Olhem para nós, formámos uma banda

Não há tantas bandas como no passado: promoveu-se o solipsismo e perdeu-se a prova da criação conjunta. O que se ganhou em dinamismo criativo perdeu-se em experiência associativa.

Ouça este artigo
00:00
03:36

A aparente reconciliação dos irmãos Gallagher possibilitou uma nova digressão dos Oasis, gerando mais uma onda de saudosismo, típica da cultura popular de hoje. Só que, como explicava na sexta-feira, no PÚBLICO, o Francisco Mendes da Silva, talvez não seja só isso que está a suceder. O entusiasmo que a digressão dos Oasis está a provocar é, também, uma demonstração da sede com que as pessoas estão de experiências comunitárias de júbilo. Experiências que desde a década de 60 encontraram nas bandas de rock’n’roll veículos privilegiados. Só que, hoje, praticamente não existem bandas novas que sejam fenómenos de massas. O que tem consequências para as nossas experiências comunitárias de júbilo, para recuperar a preocupação acertada do Francisco Mendes da Silva.

Uma pesquisa rápida pelas tabelas de músicas da última semana dá-nos um retrato contundente. No top 40 do Reino Unido, só há artistas em nome individual e dois grupos: os NSYNC, uma boys band que suspeito terá sido formada por um agente na década de 90, e os omnipresentes Coldplay, num modesto 33.º lugar. Quando olhamos para o top 100 da Billboard, o cenário é mais radical: não há bandas. Ainda neste fim-de-semana, no festival Meo Kalorama, os cabeças de cartaz eram artistas em nome individual ou grupos com décadas – aliás, emanações de movimentos mais vastos (os Massive Attack, que nasceram do coletivo artístico Wild Bunch, logo no início dos 90, e os LCD Soundsystem, parte da cena que gravitou em torno da DFA Records, no início do milénio). É mesmo muito difícil encontrar bandas novas que movimentem massas. Resta, por isso, o apelo nostálgico das bandas do passado, como os Oasis.

Há uma explicação determinante para o recuo das bandas e a sua substituição por artistas em nome individual. Uma explicação que tem consequências sociais bem vastas.

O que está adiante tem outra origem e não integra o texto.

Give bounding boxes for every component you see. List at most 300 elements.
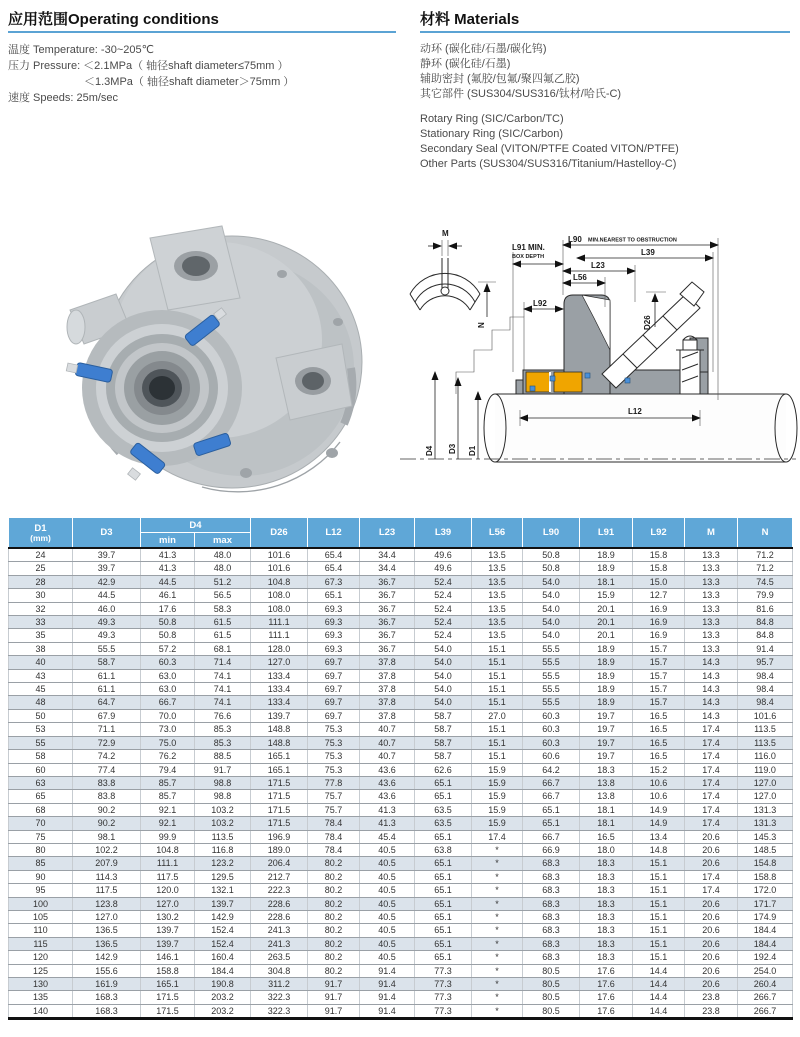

Agora, como no passado, a tecnologia é crucial para estimular a criação artística e para a democratização da cultura. No passado, foi, primeiro, o desenvolvimento da ferrovia que permitiu a circulação de espetáculos, viabilizando produções mais custosas e levando a música a novos públicos, enquanto a regulação dos direitos de autor, combinada com a venda em massa de música escrita, estimulou materialmente a criatividade. Devemos aos avanços do século XIX o cosmopolitismo cultural que formou a Europa (a este propósito, vale a pena ler o extraordinário The Europeans, de Orlando Figes).

Nos nossos dias, são também as transformações tecnológicas que explicam as mudanças na criação artística, em particular na música. Hoje passou a ser acessível para um adolescente fazer música com um computador, fechado no seu quarto. Formar um grupo, pelo contrário, sempre foi exigente: implica investimento relacional, instrumentos e um espaço para ensaios. Não há tantas bandas como no passado porque há incentivos para a criação individual, mas a transformação tem consequências: promoveu-se o solipsismo e perdeu-se a prova da criação conjunta. O que se ganhou em dinamismo criativo perdeu-se em experiência associativa.

É por isso que o regresso dos Oasis pode servir para recuperar o prazer das experiências de júbilo coletivo que sentimos ao assistir a um espetáculo, em conjunto com outras pessoas. Mas espero que tenha também um outro efeito: estimular entre os miúdos nascidos já após o fim da banda dos irmãos Gallagher a vontade de se fecharem numa garagem com quatro amigos, de guitarras na mão, e repetirem o grito dos Art Brut há 20 anos: “Olhem para nós, formámos uma banda.” As nossas sociedades precisam desse exercício colaborativo como resposta ao individualismo militante. Que o rock’n’roll sirva de novo de exemplo.